英雄

@shino991

第?話 「循環」

 そこはまさしく地獄だった。

 町はその原型を保っておらず、瓦礫の山に死体が混じり積み上がっている。

 立ち込める煙に目が霞むような異臭が混じり、


 そんな中に、一人の少女がいた。


 その町にそぐわない、どこか遠い異国の服装に身を纏う少女の手には、彼女の背丈よりも大きな鋏が握られてる。

 だが、その特徴的な服装は見る影もないほどにボロボロで、握られた鋏も引きずることでしか動かすことが叶わない。

 あわぬ方向に曲がった足を庇いながら、鋏を握る腕を反対の手で押さえながらも、それでも少女は必死に歩き続けていた。


(もど、らない、と……)


 思考は何度も点滅を繰り返し、全身の痛みは段々と増していった。

 それなのに意識は眠るように遠のき、火照る体の熱を次第に感じなくなっていく。


 この惨劇の中に目的地などはない。そもそも、目的地があったとしても残っているのかどうかすら怪しいほどだった。

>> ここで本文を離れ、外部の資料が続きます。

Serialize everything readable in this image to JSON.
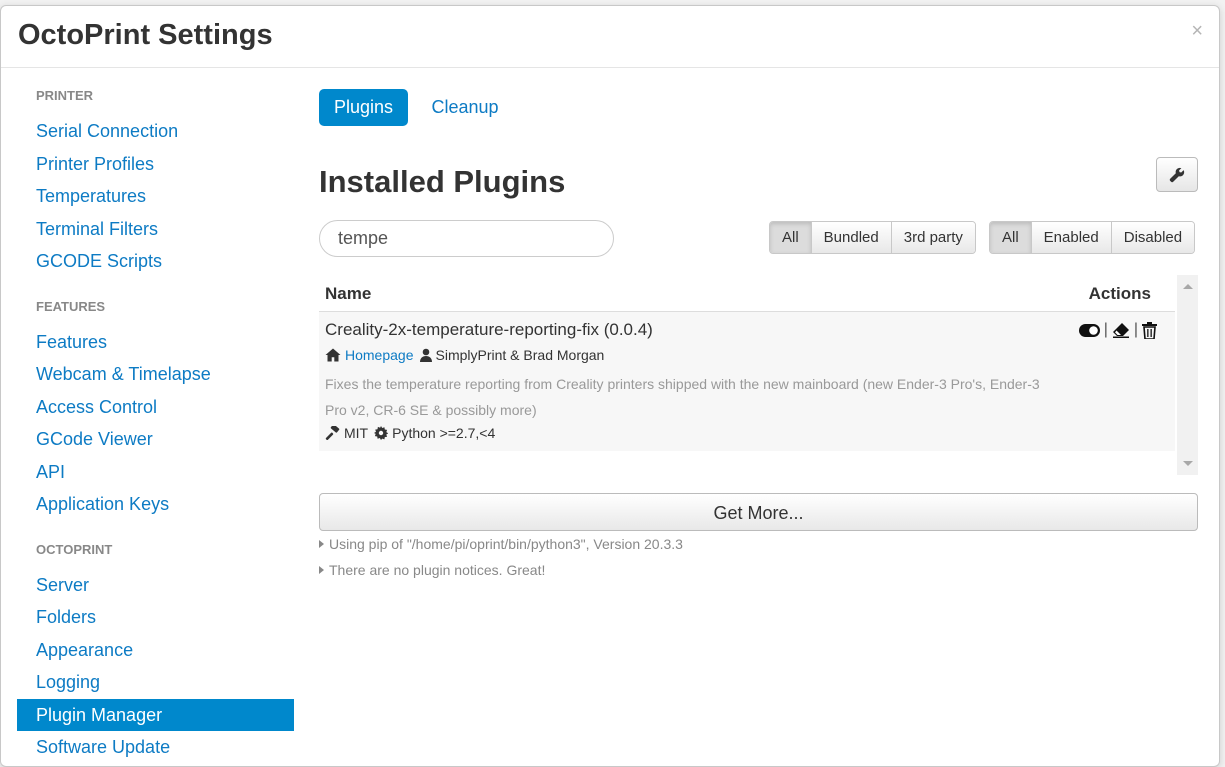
{
  "modal": {
    "title": "OctoPrint Settings",
    "close_label": "×"
  },
  "sidebar": {
    "sections": [
      {
        "heading": "PRINTER",
        "items": [
          "Serial Connection",
          "Printer Profiles",
          "Temperatures",
          "Terminal Filters",
          "GCODE Scripts"
        ]
      },
      {
        "heading": "FEATURES",
        "items": [
          "Features",
          "Webcam & Timelapse",
          "Access Control",
          "GCode Viewer",
          "API",
          "Application Keys"
        ]
      },
      {
        "heading": "OCTOPRINT",
        "items": [
          "Server",
          "Folders",
          "Appearance",
          "Logging",
          "Plugin Manager",
          "Software Update"
        ]
      }
    ],
    "active": "Plugin Manager"
  },
  "tabs": [
    "Plugins",
    "Cleanup"
  ],
  "active_tab": "Plugins",
  "installed_title": "Installed Plugins",
  "search": {
    "value": "tempe",
    "placeholder": ""
  },
  "filter_source": [
    "All",
    "Bundled",
    "3rd party"
  ],
  "filter_state": [
    "All",
    "Enabled",
    "Disabled"
  ],
  "table": {
    "col_name": "Name",
    "col_actions": "Actions",
    "plugins": [
      {
        "name": "Creality-2x-temperature-reporting-fix (0.0.4)",
        "homepage_label": "Homepage",
        "author": "SimplyPrint & Brad Morgan",
        "description": "Fixes the temperature reporting from Creality printers shipped with the new mainboard (new Ender-3 Pro's, Ender-3 Pro v2, CR-6 SE & possibly more)",
        "license": "MIT",
        "python": "Python >=2.7,<4",
        "separator": "|"
      }
    ]
  },
  "get_more_label": "Get More...",
  "notes": [
    "Using pip of \"/home/pi/oprint/bin/python3\", Version 20.3.3",
    "There are no plugin notices. Great!"
  ],
  "colors": {
    "accent": "#0088cc",
    "link": "#0d7bc4"
  }
}
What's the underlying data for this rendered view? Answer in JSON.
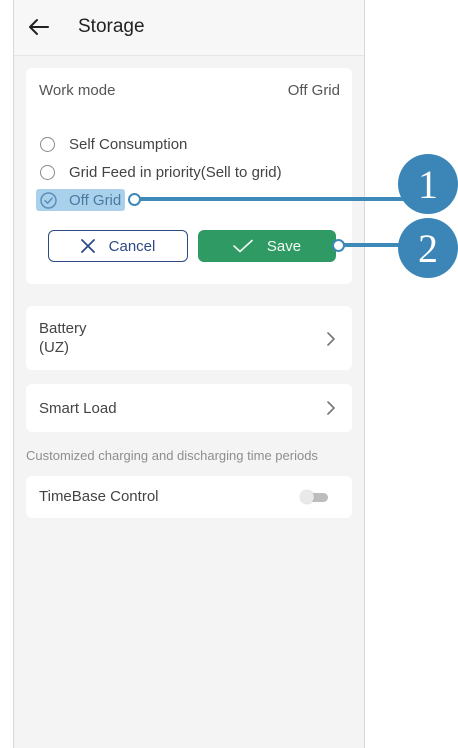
{
  "header": {
    "title": "Storage"
  },
  "work_mode": {
    "label": "Work mode",
    "value": "Off Grid",
    "options": [
      {
        "label": "Self Consumption",
        "selected": false
      },
      {
        "label": "Grid Feed in priority(Sell to grid)",
        "selected": false
      },
      {
        "label": "Off Grid",
        "selected": true
      }
    ],
    "cancel_label": "Cancel",
    "save_label": "Save"
  },
  "battery": {
    "label_line1": "Battery",
    "label_line2": "(UZ)"
  },
  "smart_load": {
    "label": "Smart Load"
  },
  "hint": "Customized charging and discharging time periods",
  "timebase": {
    "label": "TimeBase Control",
    "enabled": false
  },
  "callouts": [
    "1",
    "2"
  ],
  "colors": {
    "accent_blue": "#3b86b7",
    "save_green": "#2f9a63",
    "cancel_blue": "#2e4a86"
  }
}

 第一、少女は今どこにいるのかも分かっていなかった。


 それでも、少女は歩き続けていた。


 たった一つの、大切な約束のために。


(………………ッ)


 無理矢理力を込める。

 激痛が全身を貫くと同時にふっと一瞬体が軽く感じる。

 

 そこで、彼女の意識は途切れた。